States navigated a similar situation with abortion. The Hyde Amendment, attached to the U.S. Department of Health and Human Services’ budget since 1976, prohibits using federal Medicaid funds to cover abortion, except in limited circumstances such as rape, incest or life of the mother. But some states continue to offer coverage using state funds.
Christy Mallory, the Williams Institute’s interim director, said states may be able to provide gender-affirming care without federal funding if the bill passes, “but in practice, it’s actually generally thought of as a ban.”
This provision specifically addresses funding, but would be implemented alongside other policies from the Trump administration aimed at restricting access to gender-affirming care, said Kellen Baker, executive director of Whitman-Walker’s Institute for Health Research & Policy, which focuses on LGBTQ+ issues. Whitman-Walker sued the first Trump administration over its trans health care policy.

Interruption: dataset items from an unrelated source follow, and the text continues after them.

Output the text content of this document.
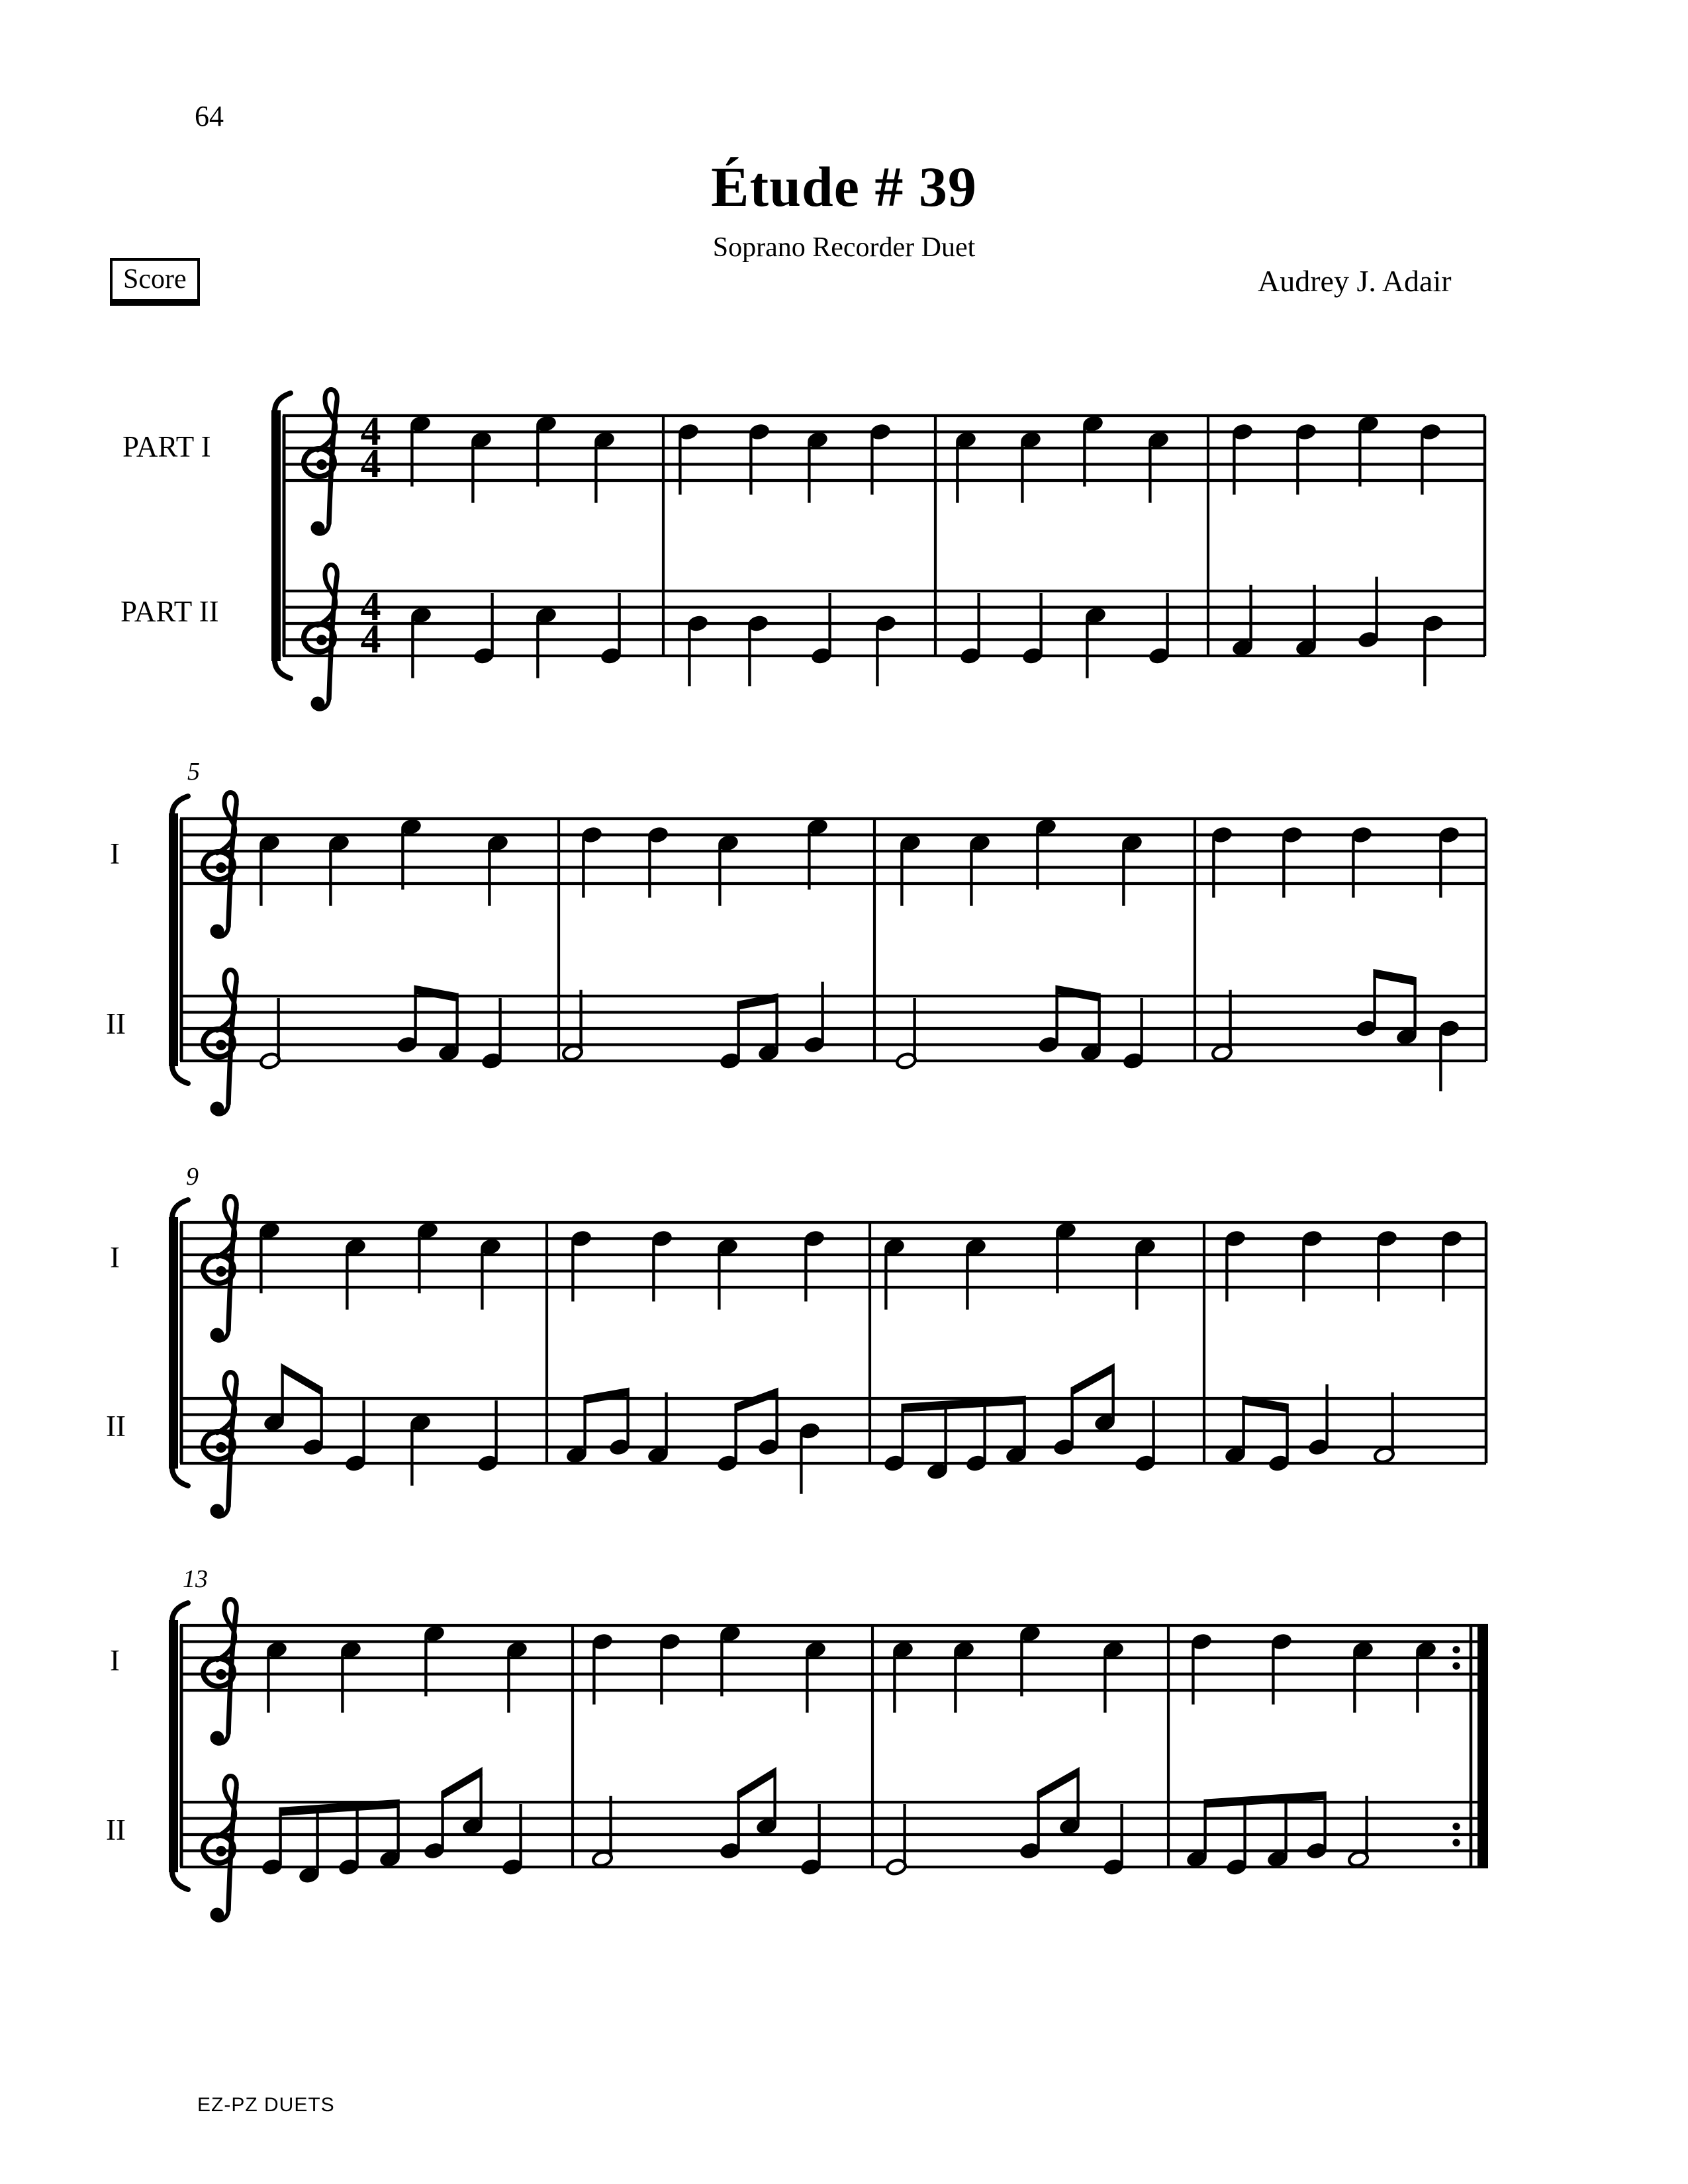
64
Étude # 39
Soprano Recorder Duet
Score	Audrey J. Adair
4
4
4
4
EZ-PZ DUETS
PART I
PART II
I
II
5
I
II
9
I
II
13
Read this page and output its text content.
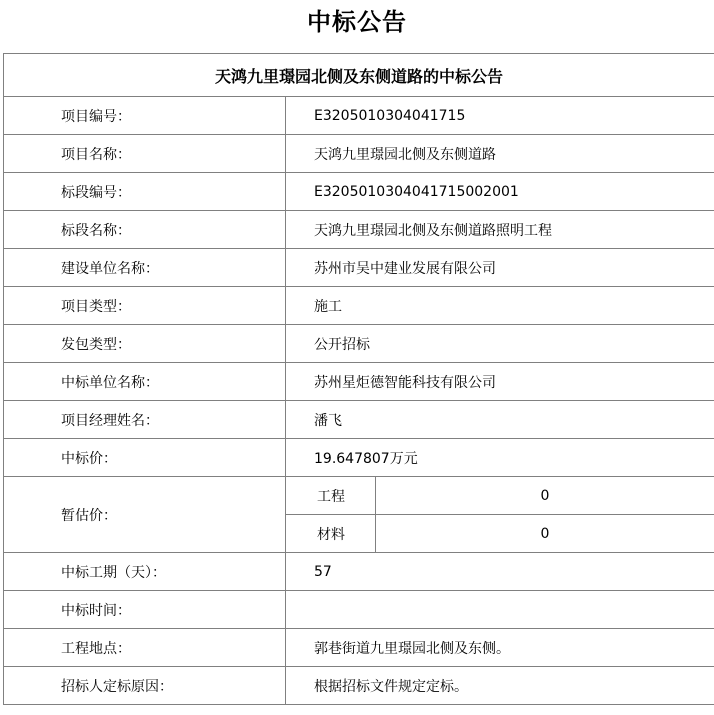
中标公告
天鸿九里璟园北侧及东侧道路的中标公告		
项目编号：	E3205010304041715	
项目名称：	天鸿九里璟园北侧及东侧道路	
标段编号：	E3205010304041715002001	
标段名称：	天鸿九里璟园北侧及东侧道路照明工程	
建设单位名称：	苏州市吴中建业发展有限公司	
项目类型：	施工	
发包类型：	公开招标	
中标单位名称：	苏州星炬德智能科技有限公司	
项目经理姓名：	潘飞	
中标价：	19.647807万元	
暂估价：	工程	0
	材料	0
中标工期（天）：	57	
中标时间：		
工程地点：	郭巷街道九里璟园北侧及东侧。	
招标人定标原因：	根据招标文件规定定标。	
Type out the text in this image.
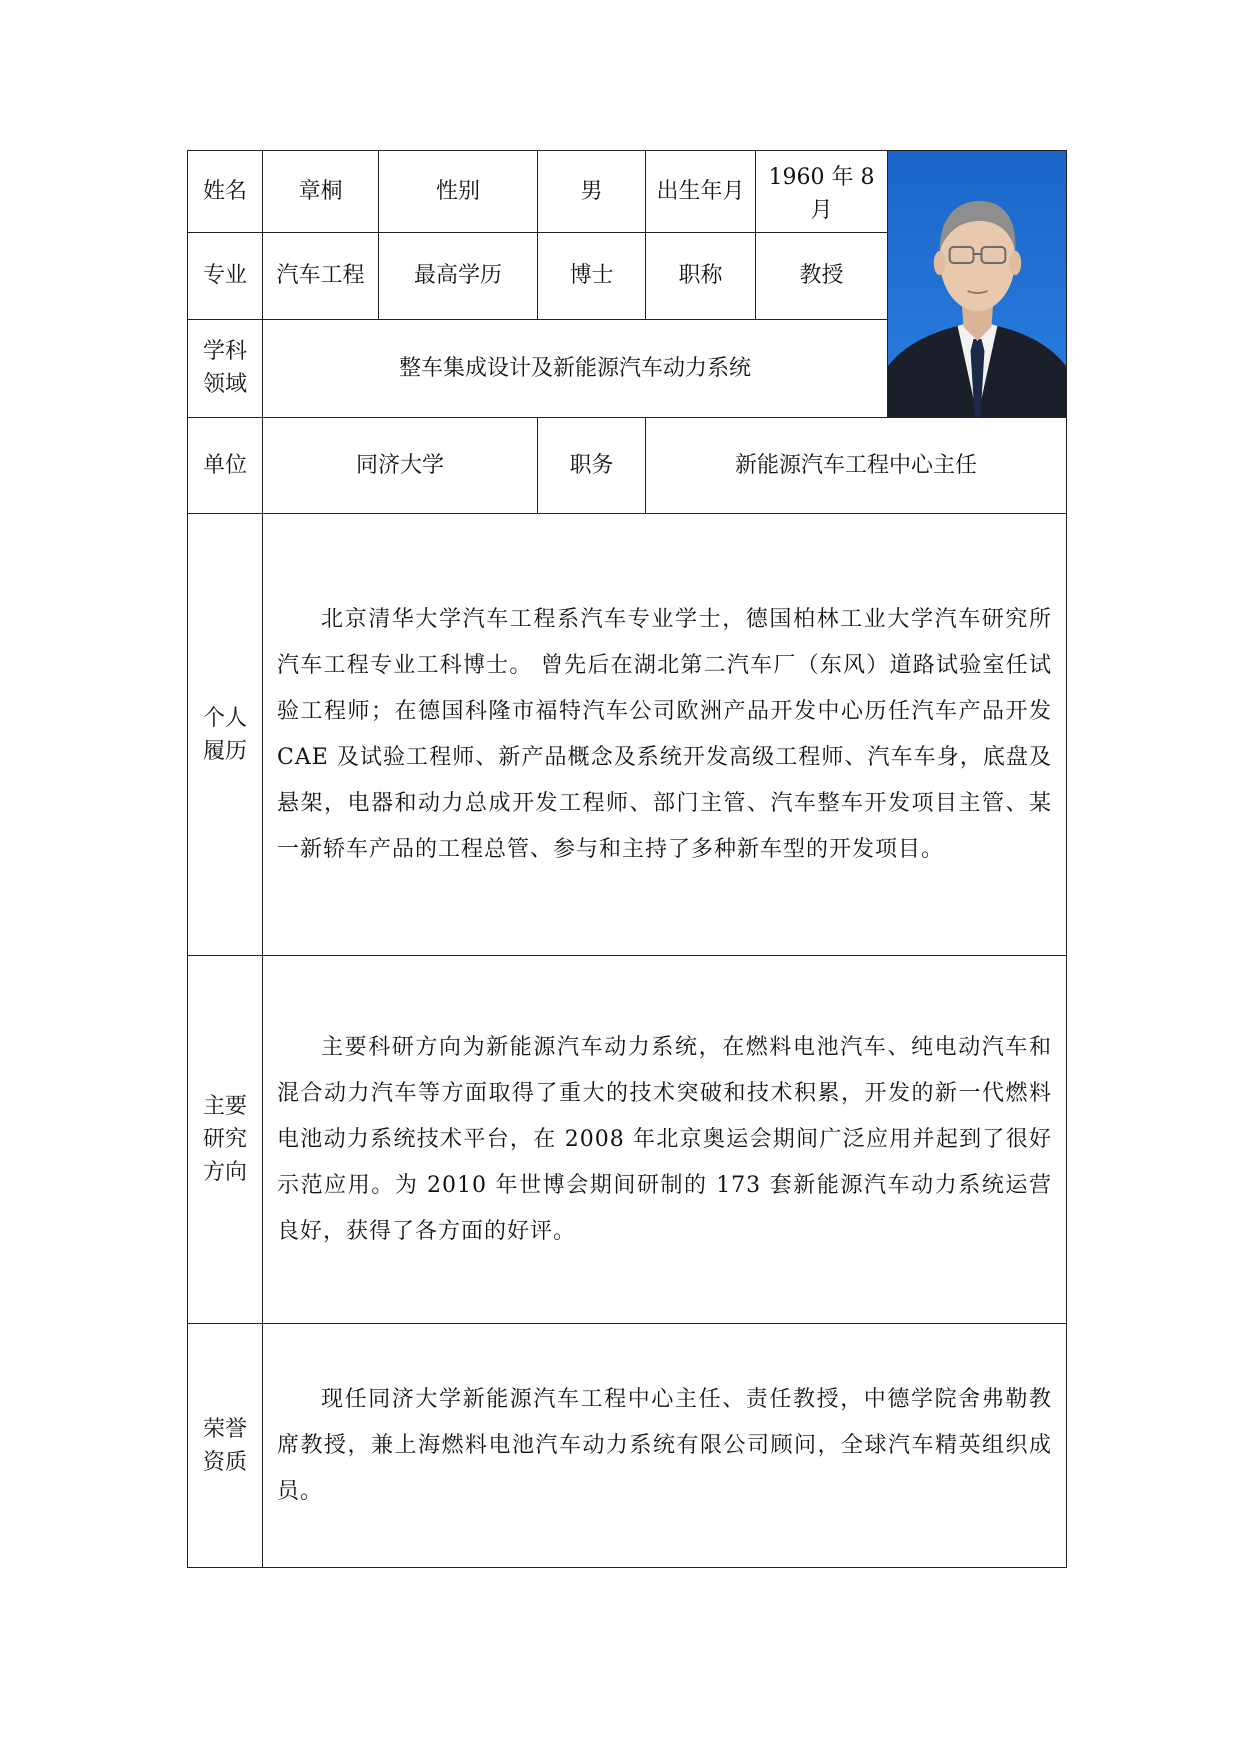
姓名	章桐	性别	男	出生年月	1960 年 8 月	

专业	汽车工程	最高学历	博士	职称	教授	
学科领域	整车集成设计及新能源汽车动力系统					
单位	同济大学		职务	新能源汽车工程中心主任		
个人履历	北京清华大学汽车工程系汽车专业学士，德国柏林工业大学汽车研究所汽车工程专业工科博士。 曾先后在湖北第二汽车厂（东风）道路试验室任试验工程师；在德国科隆市福特汽车公司欧洲产品开发中心历任汽车产品开发 CAE 及试验工程师、新产品概念及系统开发高级工程师、汽车车身，底盘及悬架，电器和动力总成开发工程师、部门主管、汽车整车开发项目主管、某一新轿车产品的工程总管、参与和主持了多种新车型的开发项目。					

主要研究方向	主要科研方向为新能源汽车动力系统，在燃料电池汽车、纯电动汽车和混合动力汽车等方面取得了重大的技术突破和技术积累，开发的新一代燃料电池动力系统技术平台，在 2008 年北京奥运会期间广泛应用并起到了很好示范应用。为 2010 年世博会期间研制的 173 套新能源汽车动力系统运营良好，获得了各方面的好评。					

荣誉资质	现任同济大学新能源汽车工程中心主任、责任教授，中德学院舍弗勒教席教授，兼上海燃料电池汽车动力系统有限公司顾问，全球汽车精英组织成员。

Baker called the Medicaid provision part of “a pattern of harassment, intimidation and threats of prosecution with the intended goal of making it politically, financially or legally impossible for states to cover this care, for providers to offer it and for transgender people to access it.”
Legal challenges are expected. In the past few years, federal courts have struck down state Medicaid policies restricting coverage of gender-affirming medical care, including in Wisconsin, North Carolina, West Virginia and Florida. The Affordable Care Act has an anti-discrimination provision that some have used to challenge similar state policies.